Manuel Pardo
Manuel Pardo will be executed by lethal injection (Florida State Prison)

Manuel Pardo, dubbed the Death Row Romeo for corresponding with so many women during his time in prison, is due to be executed in Florida State Prison tonight (Tuesday) at 11pm GMT.

Former police officer Pardo, 56, was sentenced to death in 1988 for killing nine people - three women and six men.

He killed his victims during a crime spree in 1986 after he was fired from the police force for lying. US Judge Timothy Corrigan denied Pardo's most recent request for a stay of execution.

Pardo's attorneys are still trying to block his execution, by lethal injection, and maintained that he was mentally ill.

"Anyone who would get up and ask a jury sentence him to death is insane," said his lawyer, Ronald Guralnick.

Pardo said during his trial that he was doing the world a favour by murdering his victims.
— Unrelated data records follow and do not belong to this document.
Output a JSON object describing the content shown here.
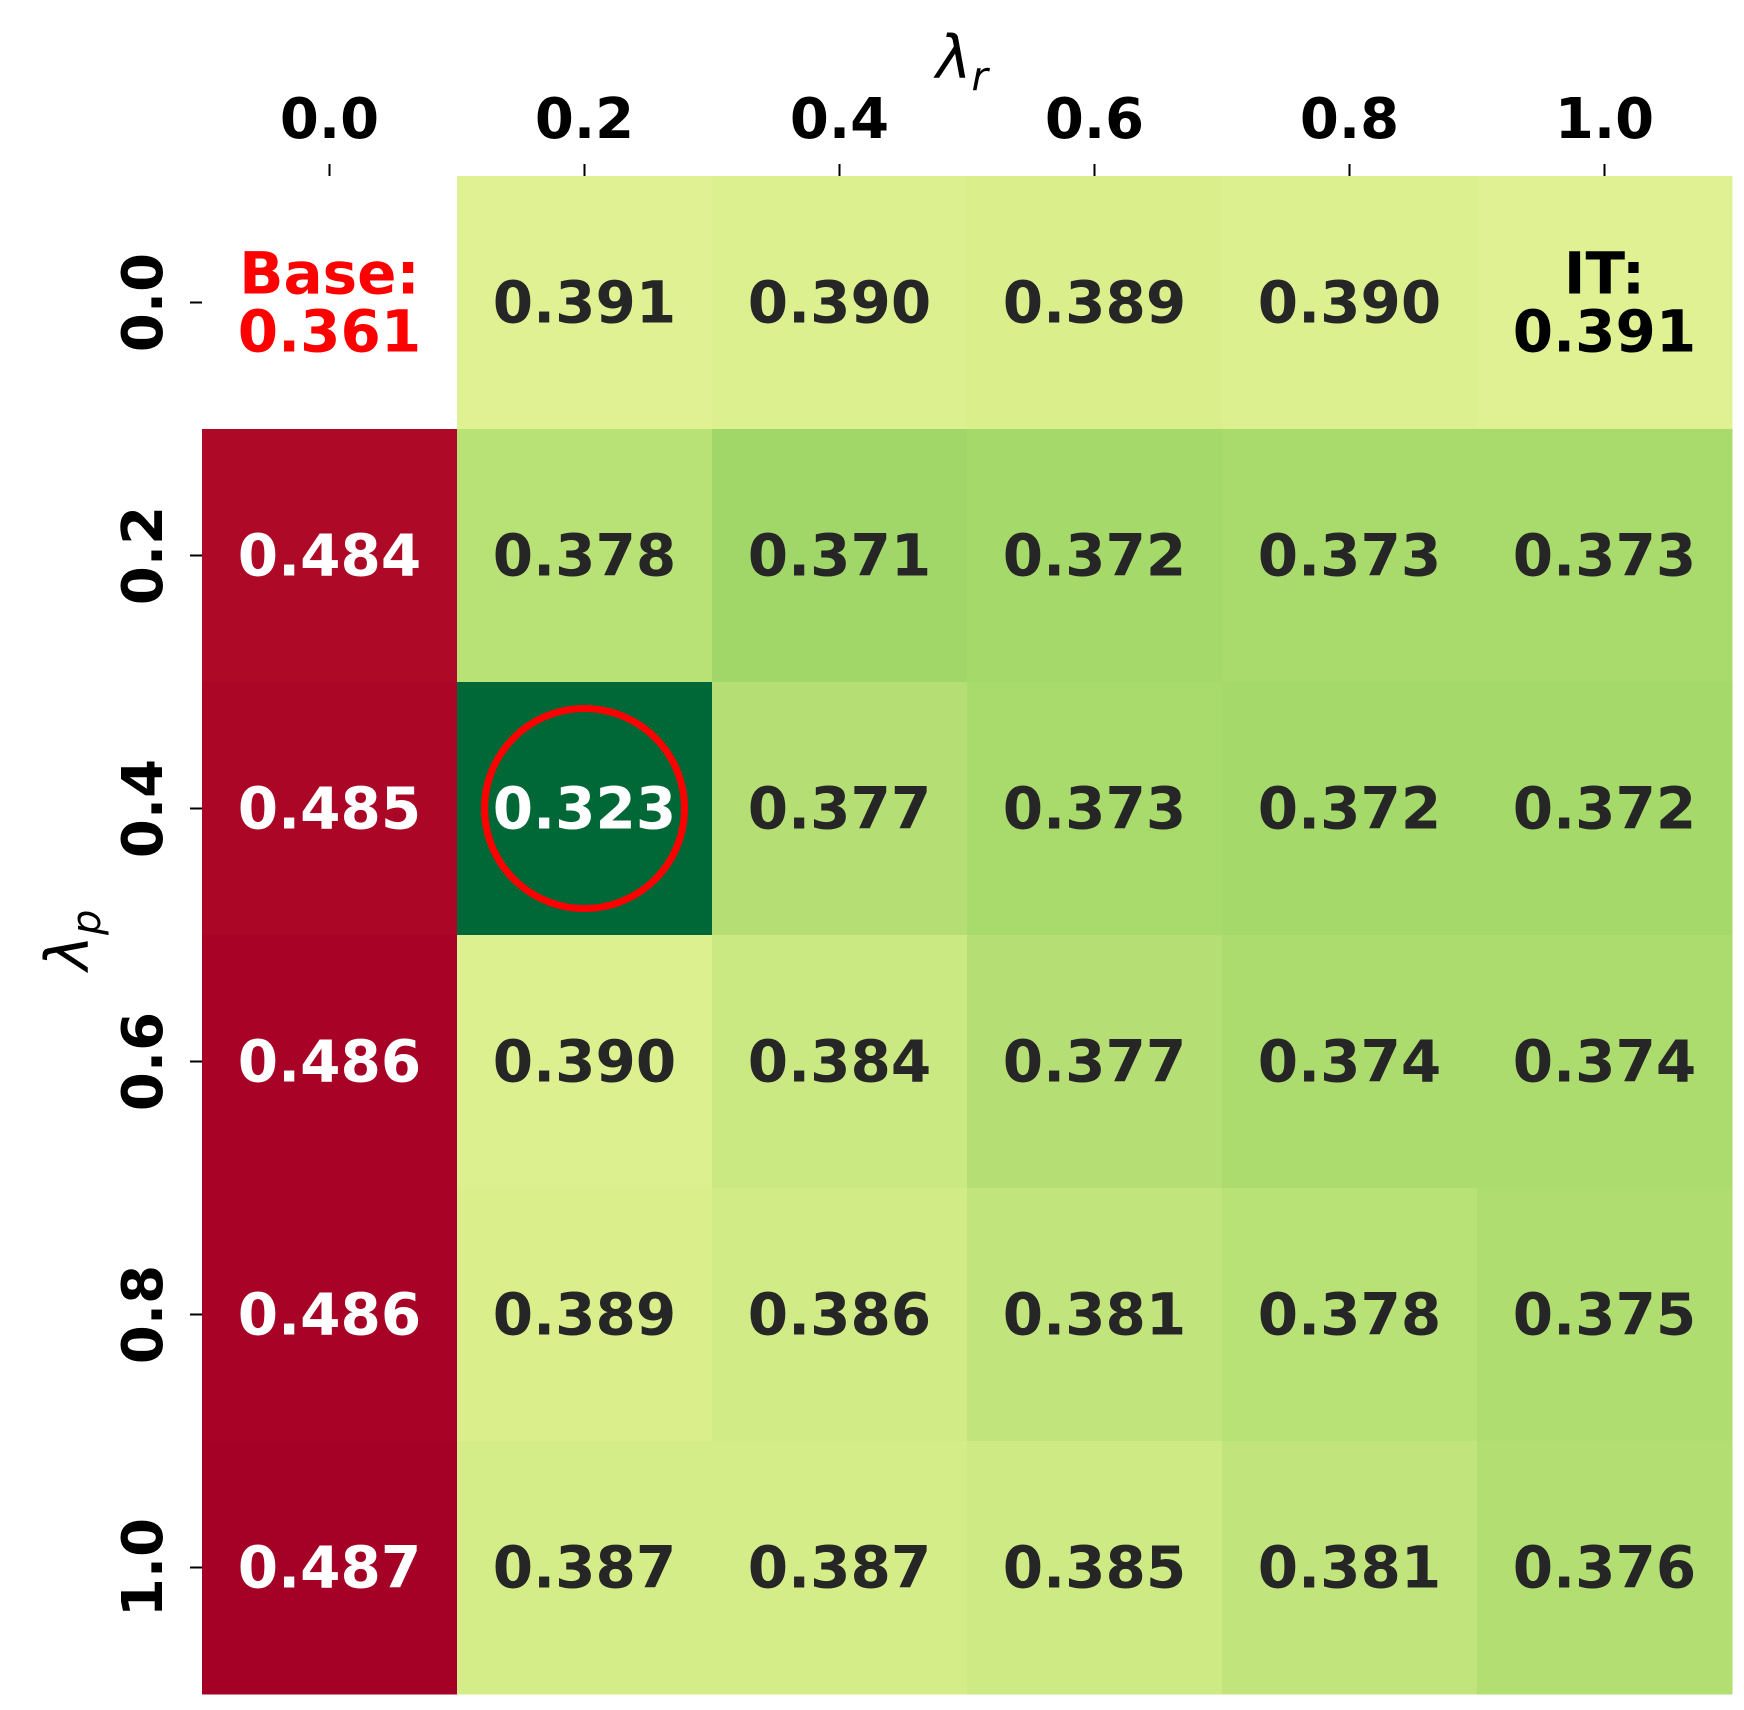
{
  "chart_data": {
    "type": "heatmap",
    "xlabel": {
      "symbol": "λ",
      "subscript": "r"
    },
    "ylabel": {
      "symbol": "λ",
      "subscript": "p"
    },
    "x_ticks": [
      "0.0",
      "0.2",
      "0.4",
      "0.6",
      "0.8",
      "1.0"
    ],
    "y_ticks": [
      "0.0",
      "0.2",
      "0.4",
      "0.6",
      "0.8",
      "1.0"
    ],
    "x_axis_position": "top",
    "colormap": "RdYlGn_r",
    "color_range": [
      0.323,
      0.487
    ],
    "cells": [
      [
        null,
        0.391,
        0.39,
        0.389,
        0.39,
        0.391
      ],
      [
        0.484,
        0.378,
        0.371,
        0.372,
        0.373,
        0.373
      ],
      [
        0.485,
        0.323,
        0.377,
        0.373,
        0.372,
        0.372
      ],
      [
        0.486,
        0.39,
        0.384,
        0.377,
        0.374,
        0.374
      ],
      [
        0.486,
        0.389,
        0.386,
        0.381,
        0.378,
        0.375
      ],
      [
        0.487,
        0.387,
        0.387,
        0.385,
        0.381,
        0.376
      ]
    ],
    "annotations": [
      {
        "row": 0,
        "col": 0,
        "lines": [
          "Base:",
          "0.361"
        ],
        "color": "#ff0000",
        "cell_background": "none"
      },
      {
        "row": 0,
        "col": 5,
        "lines": [
          "IT:",
          "0.391"
        ],
        "color": "#000000"
      }
    ],
    "highlight": {
      "row": 2,
      "col": 1,
      "shape": "circle",
      "color": "#ff0000"
    },
    "grid": false,
    "legend": "none",
    "colorbar": false
  }
}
"I am a soldier, I accomplished my mission and I humbly ask you to give me the glory of ending my life and not send me to spend the rest of my days in state prison," he told the jury.
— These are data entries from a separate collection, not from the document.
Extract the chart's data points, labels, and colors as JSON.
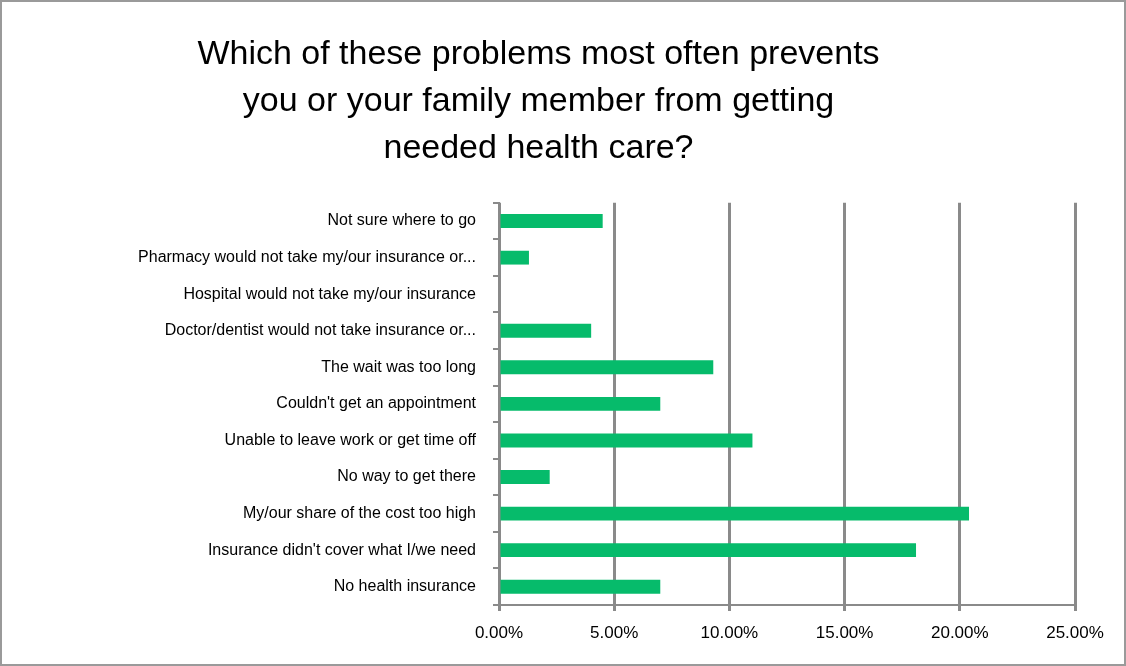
{
  "chart_data": {
    "type": "bar",
    "orientation": "horizontal",
    "title": "Which of these problems most often prevents\nyou or your family member from getting\nneeded health care?",
    "categories": [
      "Not sure where to go",
      "Pharmacy would not take my/our insurance or...",
      "Hospital would not take my/our insurance",
      "Doctor/dentist would not take insurance or...",
      "The wait was too long",
      "Couldn't get an appointment",
      "Unable to leave work or get time off",
      "No way to get there",
      "My/our share of the cost too high",
      "Insurance didn't cover what I/we need",
      "No health insurance"
    ],
    "values": [
      4.5,
      1.3,
      0,
      4.0,
      9.3,
      7.0,
      11.0,
      2.2,
      20.4,
      18.1,
      7.0
    ],
    "color": "#06bb6b",
    "xlim": [
      0,
      25
    ],
    "xticks": [
      {
        "value": 0,
        "label": "0.00%"
      },
      {
        "value": 5,
        "label": "5.00%"
      },
      {
        "value": 10,
        "label": "10.00%"
      },
      {
        "value": 15,
        "label": "15.00%"
      },
      {
        "value": 20,
        "label": "20.00%"
      },
      {
        "value": 25,
        "label": "25.00%"
      }
    ],
    "grid": "x"
  }
}
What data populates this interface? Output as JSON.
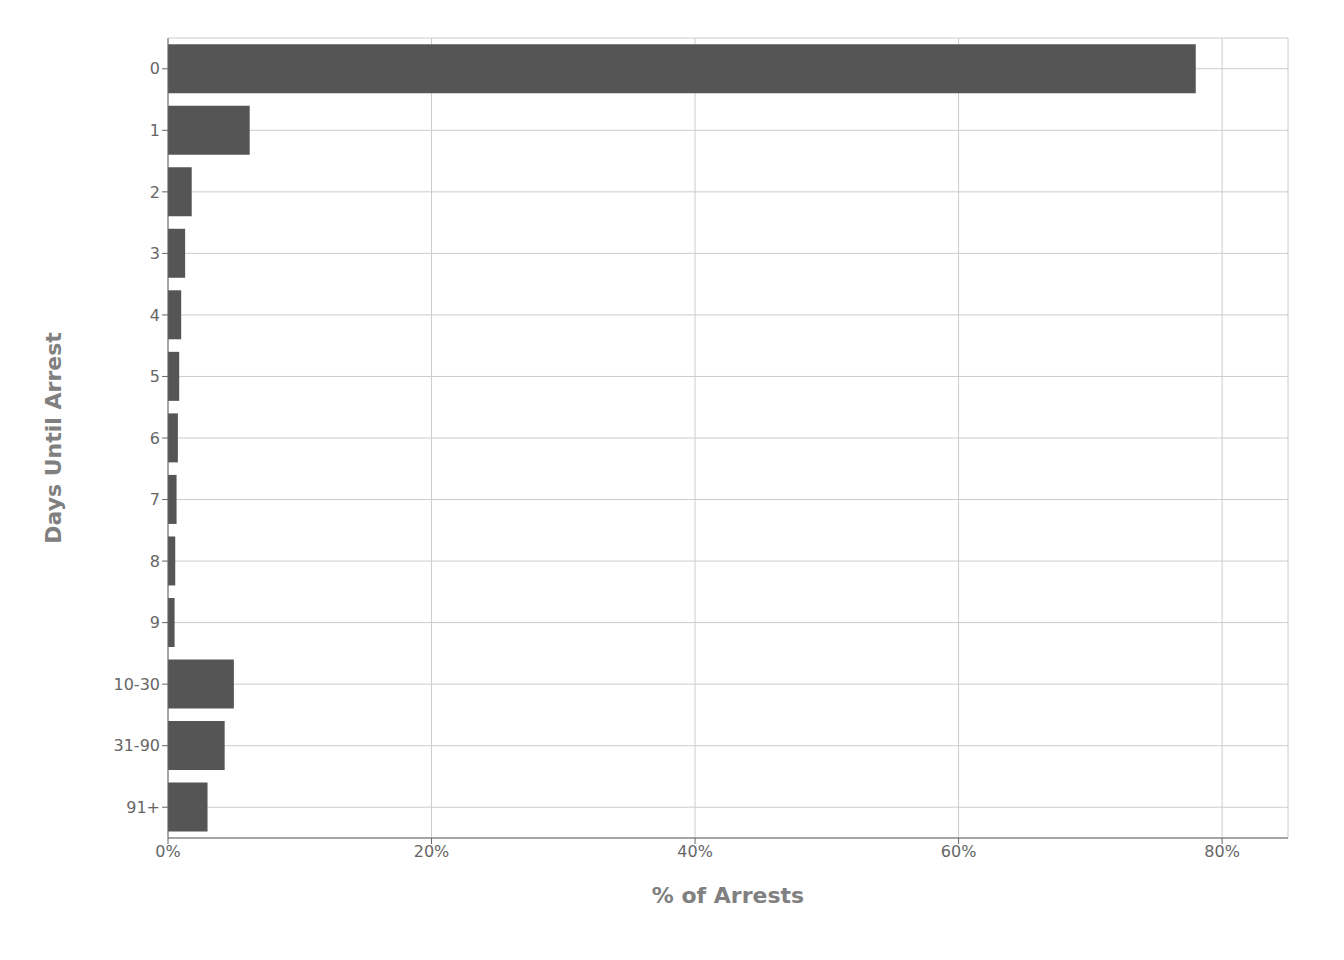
{
  "chart_data": {
    "type": "bar",
    "orientation": "horizontal",
    "categories": [
      "0",
      "1",
      "2",
      "3",
      "4",
      "5",
      "6",
      "7",
      "8",
      "9",
      "10-30",
      "31-90",
      "91+"
    ],
    "values": [
      78.0,
      6.2,
      1.8,
      1.3,
      1.0,
      0.85,
      0.75,
      0.65,
      0.55,
      0.5,
      5.0,
      4.3,
      3.0
    ],
    "color": "#555555",
    "xlabel": "% of Arrests",
    "ylabel": "Days Until Arrest",
    "xlim": [
      0,
      85
    ],
    "xticks": [
      {
        "value": 0,
        "label": "0%"
      },
      {
        "value": 20,
        "label": "20%"
      },
      {
        "value": 40,
        "label": "40%"
      },
      {
        "value": 60,
        "label": "60%"
      },
      {
        "value": 80,
        "label": "80%"
      }
    ],
    "grid": true
  }
}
Pardo was fired after testifying in the trial of a colleague who was accused of smuggling drugs when he lied and told the court that the officer was an undercover agent.

He started his law enforcement service with the Florida Highway Patrol but was fired in 1979 for falsifying traffic tickets. Pardo was then recruited to the police department in Sweetwater, a city in Miami-Dade County.

Nazi obsession

Over 92 days, Pardo committed a number of robberies, killed nine people and took photos of the victims. He recounted details of the murders in a diary and kept newspaper clippings of their deaths.
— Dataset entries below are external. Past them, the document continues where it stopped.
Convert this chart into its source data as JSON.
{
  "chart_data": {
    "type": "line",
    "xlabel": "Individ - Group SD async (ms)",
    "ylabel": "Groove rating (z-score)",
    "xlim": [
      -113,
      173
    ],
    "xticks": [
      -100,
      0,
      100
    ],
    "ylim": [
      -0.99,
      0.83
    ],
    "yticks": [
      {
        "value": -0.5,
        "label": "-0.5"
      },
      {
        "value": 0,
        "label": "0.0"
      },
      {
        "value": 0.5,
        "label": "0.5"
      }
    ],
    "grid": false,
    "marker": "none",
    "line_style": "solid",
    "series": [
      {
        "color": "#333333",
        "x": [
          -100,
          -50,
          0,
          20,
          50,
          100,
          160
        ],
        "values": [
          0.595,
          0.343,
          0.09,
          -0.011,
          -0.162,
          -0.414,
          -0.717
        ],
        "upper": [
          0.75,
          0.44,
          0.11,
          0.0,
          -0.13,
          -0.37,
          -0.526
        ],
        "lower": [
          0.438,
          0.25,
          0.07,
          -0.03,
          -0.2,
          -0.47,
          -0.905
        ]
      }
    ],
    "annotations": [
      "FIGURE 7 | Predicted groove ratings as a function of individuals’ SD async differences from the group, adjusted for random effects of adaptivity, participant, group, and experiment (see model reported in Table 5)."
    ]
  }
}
One of his victims was a former informant. The others were people in the wrong place at the wrong time. He told the jury how he wanted to murder more people: "They're parasites and they're leeches, and they have no right to be alive. Somebody had to kill these people."

He had become fascinated with Adolf Hitler during the period and collected Nazi memorabilia.

Prosecutor David Waksman told the Miami Herald: "He was very cold. He was doing robberies and went home and slept like a baby. He was proud of what he did."

Regino Musa, the brother of victim Sarah Musa, said he was glad the execution was finally taking place. "It's about time," he said. "It's been so long, you just want to get it over with.

"I still have nightmares and I don't have words to describe it. I can't believe that it's happening."

Musa was to attend the execution with his mother.